Questions for Discussion and Discussion Board
In her debut novel, Lauren Groff tells the story of Willie Upton, a twenty-eight-year-old graduate student who returns brokenhearted to her ancestral home in fictional Templeton, New York, after her world crumbles under her feet. Equal parts contemporary novel, historical fiction, and ghost story, The Monsters of Templeton plays with elements as diverse as the relationships between mothers and daughters, the costs of digging into the past in order to understand the present, and what it means to go home. The questions below are designed to help guide your book group’s discussion of this textured, compelling novel.
1. What did you think of the range of voices and time periods the author employs in The Monsters of Templeton? How would the novel have been different had the story been told from a single point of view, or been set in one era?
2. “As soon as it died, our lives spiraled down,” the Buds lament in Chapter 13, on the death of the Lake Glimmerglass monster (page 151). Why are so many people in Templeton affected by the monster’s death? What did the monster represent to them?
3. In the Author’s Note, the author discusses writing about her hometown of Cooperstown, New York, and calling the fictional town Templeton. Do you think that The Monsters of Templeton could have taken place in any other locale? Why is the actual town’s history so important to the book’s present day events? How would the book have changed if she had decided to call the town Cooperstown?
4. Of the many characters from the past—Marmaduke Temple, Davey Shipman, Charlotte and Cinnamon, Elizabeth Franklin Temple, to name a few—which one(s) stood out for you? Why?
5. What was your opinion of Ezekiel Felcher at the beginning of the novel? Did it change as the novel progressed? Did you think that Willie might stay in Templeton to be with him? What do you think she should have done? What do you think she will do in the future?

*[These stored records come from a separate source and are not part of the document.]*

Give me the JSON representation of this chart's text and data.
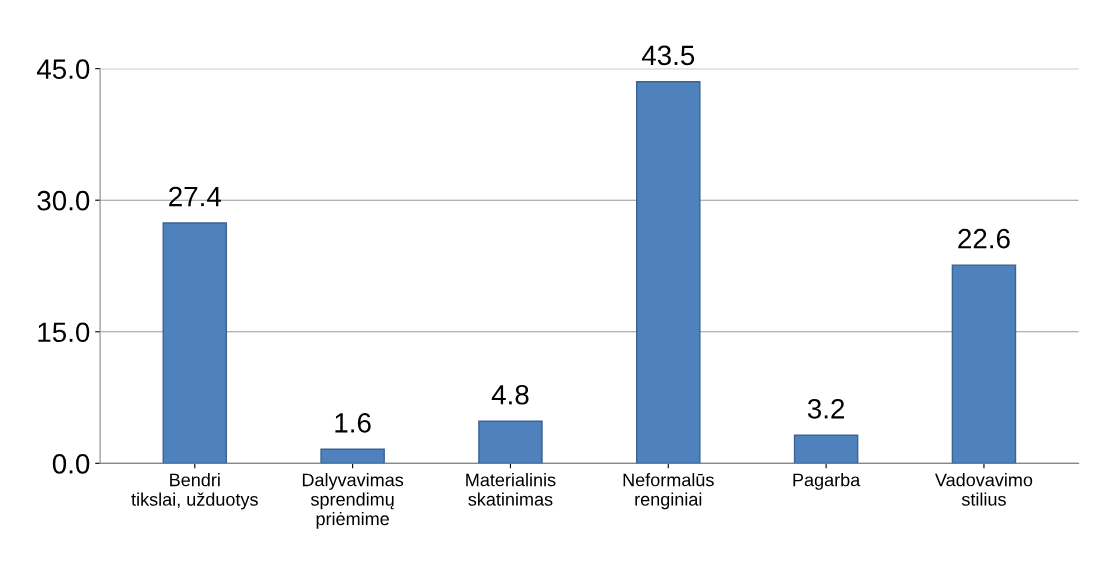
{
  "chart_data": {
    "type": "bar",
    "categories": [
      "Bendri\ntikslai, užduotys",
      "Dalyvavimas\nsprendimų\npriėmime",
      "Materialinis\nskatinimas",
      "Neformalūs\nrenginiai",
      "Pagarba",
      "Vadovavimo\nstilius"
    ],
    "values": [
      27.4,
      1.6,
      4.8,
      43.5,
      3.2,
      22.6
    ],
    "color": "#4f81bd",
    "ylim": [
      0,
      45
    ],
    "yticks": [
      {
        "value": 0,
        "label": "0.0"
      },
      {
        "value": 15,
        "label": "15.0"
      },
      {
        "value": 30,
        "label": "30.0"
      },
      {
        "value": 45,
        "label": "45.0"
      }
    ],
    "grid": "y",
    "data_labels": true
  }
}
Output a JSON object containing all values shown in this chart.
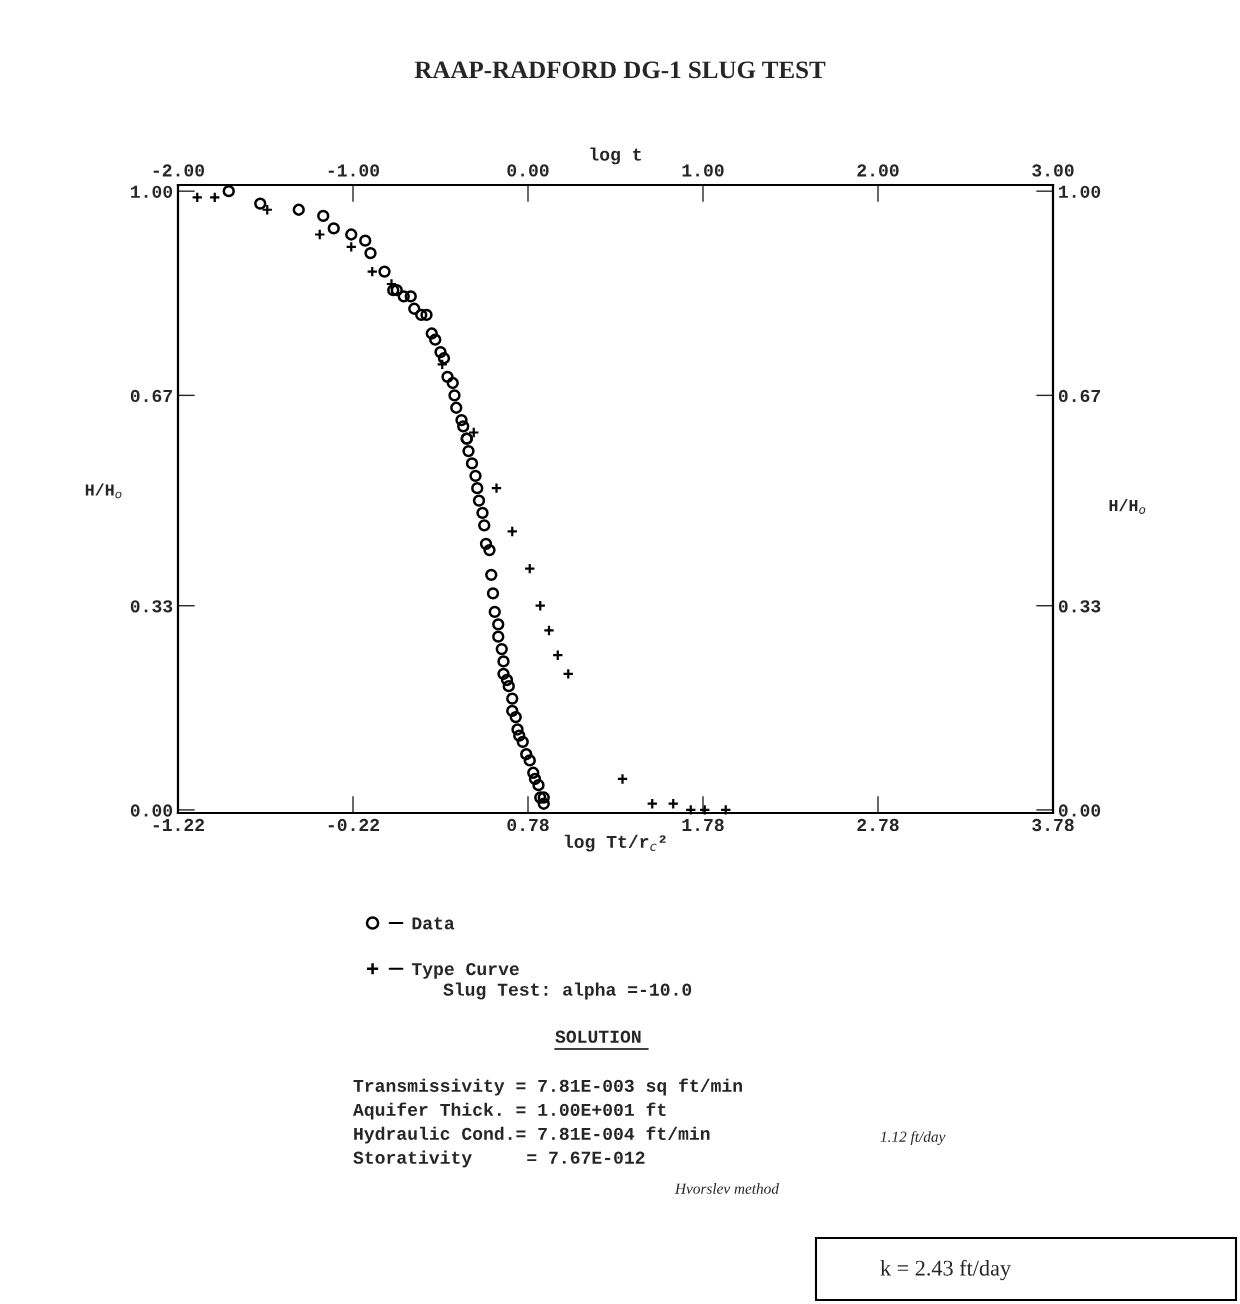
{
  "chart_data": {
    "type": "scatter",
    "title": "RAAP-RADFORD DG-1 SLUG TEST",
    "xlabel": "log Tt/r$_{c}$²",
    "ylabel": "H/H$_{o}$",
    "y2label": "H/H$_{o}$",
    "x2label": "log t",
    "xlim": [
      -1.22,
      3.78
    ],
    "xticks": [
      {
        "value": -1.22,
        "label": "-1.22"
      },
      {
        "value": -0.22,
        "label": "-0.22"
      },
      {
        "value": 0.78,
        "label": "0.78"
      },
      {
        "value": 1.78,
        "label": "1.78"
      },
      {
        "value": 2.78,
        "label": "2.78"
      },
      {
        "value": 3.78,
        "label": "3.78"
      }
    ],
    "x2lim": [
      -2.0,
      3.0
    ],
    "x2ticks": [
      {
        "value": -2.0,
        "label": "-2.00"
      },
      {
        "value": -1.0,
        "label": "-1.00"
      },
      {
        "value": 0.0,
        "label": "0.00"
      },
      {
        "value": 1.0,
        "label": "1.00"
      },
      {
        "value": 2.0,
        "label": "2.00"
      },
      {
        "value": 3.0,
        "label": "3.00"
      }
    ],
    "ylim": [
      -0.005,
      1.01
    ],
    "yticks": [
      {
        "value": 0.0,
        "label": "0.00"
      },
      0.33,
      0.67,
      {
        "value": 1.0,
        "label": "1.00"
      }
    ],
    "y2lim": [
      -0.005,
      1.01
    ],
    "y2ticks": [
      {
        "value": 0.0,
        "label": "0.00"
      },
      0.33,
      0.67,
      {
        "value": 1.0,
        "label": "1.00"
      }
    ],
    "grid": false,
    "legend": "bottom",
    "series": [
      {
        "name": "Data",
        "color": "#000000",
        "marker": "circle",
        "x": [
          -0.93,
          -0.75,
          -0.53,
          -0.39,
          -0.33,
          -0.23,
          -0.15,
          -0.12,
          -0.04,
          0.01,
          0.03,
          0.07,
          0.11,
          0.13,
          0.17,
          0.2,
          0.23,
          0.25,
          0.28,
          0.3,
          0.32,
          0.35,
          0.36,
          0.37,
          0.4,
          0.41,
          0.43,
          0.43,
          0.44,
          0.46,
          0.48,
          0.49,
          0.5,
          0.52,
          0.53,
          0.54,
          0.56,
          0.57,
          0.58,
          0.59,
          0.61,
          0.61,
          0.63,
          0.64,
          0.64,
          0.66,
          0.67,
          0.69,
          0.69,
          0.71,
          0.72,
          0.73,
          0.75,
          0.77,
          0.79,
          0.81,
          0.82,
          0.84,
          0.85,
          0.87,
          0.87
        ],
        "values": [
          1.0,
          0.98,
          0.97,
          0.96,
          0.94,
          0.93,
          0.92,
          0.9,
          0.87,
          0.84,
          0.84,
          0.83,
          0.83,
          0.81,
          0.8,
          0.8,
          0.77,
          0.76,
          0.74,
          0.73,
          0.7,
          0.69,
          0.67,
          0.65,
          0.63,
          0.62,
          0.6,
          0.6,
          0.58,
          0.56,
          0.54,
          0.52,
          0.5,
          0.48,
          0.46,
          0.43,
          0.42,
          0.38,
          0.35,
          0.32,
          0.3,
          0.28,
          0.26,
          0.24,
          0.22,
          0.21,
          0.2,
          0.18,
          0.16,
          0.15,
          0.13,
          0.12,
          0.11,
          0.09,
          0.08,
          0.06,
          0.05,
          0.04,
          0.02,
          0.02,
          0.01
        ]
      },
      {
        "name": "Type Curve",
        "color": "#000000",
        "marker": "cross",
        "x": [
          -1.11,
          -1.01,
          -0.71,
          -0.41,
          -0.23,
          -0.11,
          0.0,
          0.29,
          0.47,
          0.6,
          0.69,
          0.79,
          0.85,
          0.9,
          0.95,
          1.01,
          1.32,
          1.49,
          1.61,
          1.71,
          1.79,
          1.91
        ],
        "values": [
          0.99,
          0.99,
          0.97,
          0.93,
          0.91,
          0.87,
          0.85,
          0.72,
          0.61,
          0.52,
          0.45,
          0.39,
          0.33,
          0.29,
          0.25,
          0.22,
          0.05,
          0.01,
          0.01,
          0.0,
          0.0,
          0.0
        ]
      }
    ],
    "annotations": [
      "Slug Test: alpha =-10.0",
      "SOLUTION",
      "Transmissivity = 7.81E-003 sq ft/min",
      "Aquifer Thick. = 1.00E+001 ft",
      "Hydraulic Cond.= 7.81E-004 ft/min",
      "Storativity     = 7.67E-012",
      "1.12 ft/day",
      "Hvorslev method",
      "k = 2.43 ft/day"
    ]
  }
}
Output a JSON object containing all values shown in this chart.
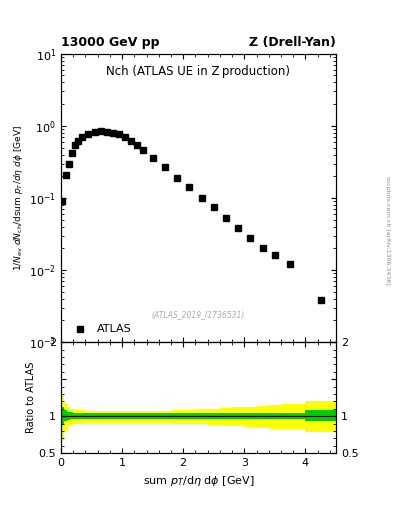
{
  "title_left": "13000 GeV pp",
  "title_right": "Z (Drell-Yan)",
  "plot_title": "Nch (ATLAS UE in Z production)",
  "ylabel_main": "1/N_{ev} dN_{ch}/dsum p_{T}/d#eta d#phi [GeV]",
  "ylabel_ratio": "Ratio to ATLAS",
  "xlabel": "sum p_{T}/d#eta d#phi [GeV]",
  "watermark": "(ATLAS_2019_I1736531)",
  "arxiv_text": "mcplots.cern.ch [arXiv:1306.3436]",
  "legend_label": "ATLAS",
  "data_x": [
    0.025,
    0.075,
    0.125,
    0.175,
    0.225,
    0.275,
    0.35,
    0.45,
    0.55,
    0.65,
    0.75,
    0.85,
    0.95,
    1.05,
    1.15,
    1.25,
    1.35,
    1.5,
    1.7,
    1.9,
    2.1,
    2.3,
    2.5,
    2.7,
    2.9,
    3.1,
    3.3,
    3.5,
    3.75,
    4.25
  ],
  "data_y": [
    0.092,
    0.21,
    0.3,
    0.42,
    0.55,
    0.62,
    0.7,
    0.78,
    0.83,
    0.84,
    0.83,
    0.8,
    0.76,
    0.7,
    0.62,
    0.55,
    0.46,
    0.36,
    0.27,
    0.19,
    0.14,
    0.1,
    0.075,
    0.052,
    0.038,
    0.028,
    0.02,
    0.016,
    0.012,
    0.0038
  ],
  "ratio_x_edges": [
    0.0,
    0.05,
    0.1,
    0.15,
    0.2,
    0.25,
    0.3,
    0.4,
    0.5,
    0.6,
    0.7,
    0.8,
    0.9,
    1.0,
    1.1,
    1.2,
    1.3,
    1.4,
    1.6,
    1.8,
    2.0,
    2.2,
    2.4,
    2.6,
    2.8,
    3.0,
    3.2,
    3.4,
    3.6,
    4.0,
    4.5
  ],
  "ratio_green_upper": [
    1.12,
    1.08,
    1.06,
    1.05,
    1.04,
    1.04,
    1.04,
    1.04,
    1.04,
    1.04,
    1.04,
    1.04,
    1.04,
    1.04,
    1.04,
    1.04,
    1.04,
    1.04,
    1.04,
    1.04,
    1.04,
    1.04,
    1.04,
    1.04,
    1.04,
    1.04,
    1.04,
    1.04,
    1.04,
    1.08
  ],
  "ratio_green_lower": [
    0.88,
    0.93,
    0.95,
    0.96,
    0.96,
    0.96,
    0.96,
    0.96,
    0.96,
    0.96,
    0.96,
    0.96,
    0.96,
    0.96,
    0.96,
    0.96,
    0.96,
    0.96,
    0.96,
    0.96,
    0.96,
    0.96,
    0.96,
    0.96,
    0.96,
    0.96,
    0.96,
    0.96,
    0.96,
    0.93
  ],
  "ratio_yellow_upper": [
    1.28,
    1.18,
    1.13,
    1.1,
    1.09,
    1.08,
    1.08,
    1.07,
    1.07,
    1.07,
    1.07,
    1.07,
    1.07,
    1.07,
    1.07,
    1.07,
    1.07,
    1.07,
    1.07,
    1.08,
    1.08,
    1.09,
    1.1,
    1.11,
    1.12,
    1.13,
    1.14,
    1.15,
    1.16,
    1.2
  ],
  "ratio_yellow_lower": [
    0.68,
    0.8,
    0.86,
    0.88,
    0.89,
    0.9,
    0.9,
    0.91,
    0.91,
    0.91,
    0.91,
    0.91,
    0.91,
    0.91,
    0.91,
    0.91,
    0.91,
    0.91,
    0.91,
    0.9,
    0.9,
    0.89,
    0.88,
    0.87,
    0.86,
    0.85,
    0.84,
    0.83,
    0.82,
    0.78
  ],
  "xlim": [
    0,
    4.5
  ],
  "ylim_main": [
    0.001,
    10
  ],
  "ylim_ratio": [
    0.5,
    2.0
  ],
  "color_data": "#000000",
  "color_green": "#00CC00",
  "color_yellow": "#FFFF00",
  "color_line": "#000000",
  "marker": "s",
  "markersize": 4,
  "background": "#ffffff"
}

6. “This is a story of creation,” says Marmaduke Temple in one of the epigrams before the book begins, ostensibly an excerpt from his own story about how he founded Templeton. In what other ways is The Monsters of Templeton a story of creation? How can Willie’s story been seen as a story of creation?
7. The Monsters of Templeton ends with a death and a birth. What does this mean in the larger context of the novel Who—or what—else is born in the book?
8. What does the book’s title mean? Who or what are the “monsters” it refers to? What, exactly, does the word “monster” mean in the context of this book?